Haage & Partner Computer GmbH
- Type: Gesellschaft mit beschränkter Haftung
- Industry: Software industry, Development, Publishing, Distribution
- Founded: October 1995; 30 years ago in Glashütten (Taunus), Germany
- Founder: Jürgen Haage, Markus Nerding and Jochen Becher
- Products: Software
- Website: (1995–4.2022):; www.haage-partner.de/en; (1997–now):; www.haage-partner.com;

= Haage & Partner =

German company

Haage & Partner was a German company established in 1995. The company distributes software products where they usually are the exclusive distributor. Products are aimed at Microsoft Windows and Mac OS, and has been aimed at AmigaOS in the past. The primary destination countries are Germany, Austria, and Switzerland..

Other areas include translations into German of software and manuals. In some cases, complete packaging and organization. Media handling, advertising, presentation at fairs, German and English customer support, reseller support and print- and internet-related media production.

After the demise of Commodore International in 1994, the later owners of the Amiga trademark granted a license to the German company Haage & Partner to release updates to the Amiga's operating system, two of which have been produced as of 2011.

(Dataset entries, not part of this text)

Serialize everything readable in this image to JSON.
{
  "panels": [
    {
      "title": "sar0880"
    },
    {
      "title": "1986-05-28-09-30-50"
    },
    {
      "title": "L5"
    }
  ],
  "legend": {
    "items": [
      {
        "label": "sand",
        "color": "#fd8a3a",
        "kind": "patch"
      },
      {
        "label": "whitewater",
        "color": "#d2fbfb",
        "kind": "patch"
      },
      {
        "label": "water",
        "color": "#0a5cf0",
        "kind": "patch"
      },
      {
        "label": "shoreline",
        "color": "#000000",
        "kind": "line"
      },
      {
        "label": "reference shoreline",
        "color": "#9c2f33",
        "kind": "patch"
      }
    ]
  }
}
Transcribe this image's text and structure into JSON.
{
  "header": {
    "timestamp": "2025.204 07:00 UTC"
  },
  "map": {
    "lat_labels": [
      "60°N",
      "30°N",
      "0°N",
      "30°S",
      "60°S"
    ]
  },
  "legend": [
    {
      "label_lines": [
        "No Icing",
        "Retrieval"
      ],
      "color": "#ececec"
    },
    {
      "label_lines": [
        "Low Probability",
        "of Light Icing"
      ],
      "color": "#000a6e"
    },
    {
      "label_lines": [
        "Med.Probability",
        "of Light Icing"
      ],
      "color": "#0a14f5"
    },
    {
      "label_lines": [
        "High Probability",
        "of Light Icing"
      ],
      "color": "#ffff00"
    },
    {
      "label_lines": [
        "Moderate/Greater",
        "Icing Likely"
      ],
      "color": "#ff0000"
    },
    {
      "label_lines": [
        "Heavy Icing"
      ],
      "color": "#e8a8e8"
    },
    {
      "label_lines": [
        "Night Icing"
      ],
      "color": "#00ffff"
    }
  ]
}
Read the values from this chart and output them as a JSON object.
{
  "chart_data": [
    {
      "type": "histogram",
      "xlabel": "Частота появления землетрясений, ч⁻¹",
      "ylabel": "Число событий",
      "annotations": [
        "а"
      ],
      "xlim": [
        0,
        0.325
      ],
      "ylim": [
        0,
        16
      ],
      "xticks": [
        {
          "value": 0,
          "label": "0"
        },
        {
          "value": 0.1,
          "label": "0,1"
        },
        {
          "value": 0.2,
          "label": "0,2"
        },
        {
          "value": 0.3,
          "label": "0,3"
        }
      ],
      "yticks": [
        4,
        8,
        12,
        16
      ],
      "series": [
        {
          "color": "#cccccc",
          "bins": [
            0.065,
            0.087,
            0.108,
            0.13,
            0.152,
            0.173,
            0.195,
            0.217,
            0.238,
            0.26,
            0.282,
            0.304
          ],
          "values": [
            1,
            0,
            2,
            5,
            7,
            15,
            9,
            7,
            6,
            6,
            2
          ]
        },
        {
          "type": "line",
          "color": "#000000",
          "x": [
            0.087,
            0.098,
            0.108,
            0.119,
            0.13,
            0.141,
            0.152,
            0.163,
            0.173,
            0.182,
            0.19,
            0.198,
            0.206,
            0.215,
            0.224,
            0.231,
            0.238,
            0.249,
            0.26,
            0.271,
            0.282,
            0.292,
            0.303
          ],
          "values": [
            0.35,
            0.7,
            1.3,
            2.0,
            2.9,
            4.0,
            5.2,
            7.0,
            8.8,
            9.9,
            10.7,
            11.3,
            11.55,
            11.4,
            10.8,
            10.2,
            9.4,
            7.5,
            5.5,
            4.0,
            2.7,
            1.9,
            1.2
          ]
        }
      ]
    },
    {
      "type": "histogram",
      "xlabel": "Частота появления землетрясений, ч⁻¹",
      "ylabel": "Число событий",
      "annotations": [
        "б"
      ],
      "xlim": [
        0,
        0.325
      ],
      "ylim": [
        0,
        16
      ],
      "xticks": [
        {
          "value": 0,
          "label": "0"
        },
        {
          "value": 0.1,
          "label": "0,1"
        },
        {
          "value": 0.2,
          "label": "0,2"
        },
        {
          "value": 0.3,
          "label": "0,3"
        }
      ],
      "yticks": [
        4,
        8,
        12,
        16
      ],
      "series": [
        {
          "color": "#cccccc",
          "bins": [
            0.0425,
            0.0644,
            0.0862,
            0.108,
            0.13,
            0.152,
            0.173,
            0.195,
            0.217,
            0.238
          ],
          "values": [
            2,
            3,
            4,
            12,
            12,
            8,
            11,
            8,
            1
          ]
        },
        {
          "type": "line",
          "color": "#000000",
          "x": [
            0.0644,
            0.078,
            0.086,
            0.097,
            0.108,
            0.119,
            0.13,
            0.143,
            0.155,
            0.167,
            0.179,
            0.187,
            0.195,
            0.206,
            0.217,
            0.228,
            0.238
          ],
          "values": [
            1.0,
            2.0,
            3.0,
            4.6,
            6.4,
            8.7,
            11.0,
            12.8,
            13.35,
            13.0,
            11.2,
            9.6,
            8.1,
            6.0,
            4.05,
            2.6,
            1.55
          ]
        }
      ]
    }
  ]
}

A former big product is "StormC", an integrated development environment which includes project management, compiler, debugger, linker, run-time-system and class library. This development system was available for both the Motorola 68000 family and PowerPC processors under the AmigaOS.

Another product for the Amiga platform is the WarpOS which is a multi-tasking kernel for the PowerPC architecture developed by Haage & Partner in the late 1990s and early 2000s. It ran on PowerUP accelerator boards developed by Phase5 which contained both a Motorola 68000 family CPU and a PowerPC CPU with shared address space.

On 1 August 2025, the company was officially deleted from the german commercial register.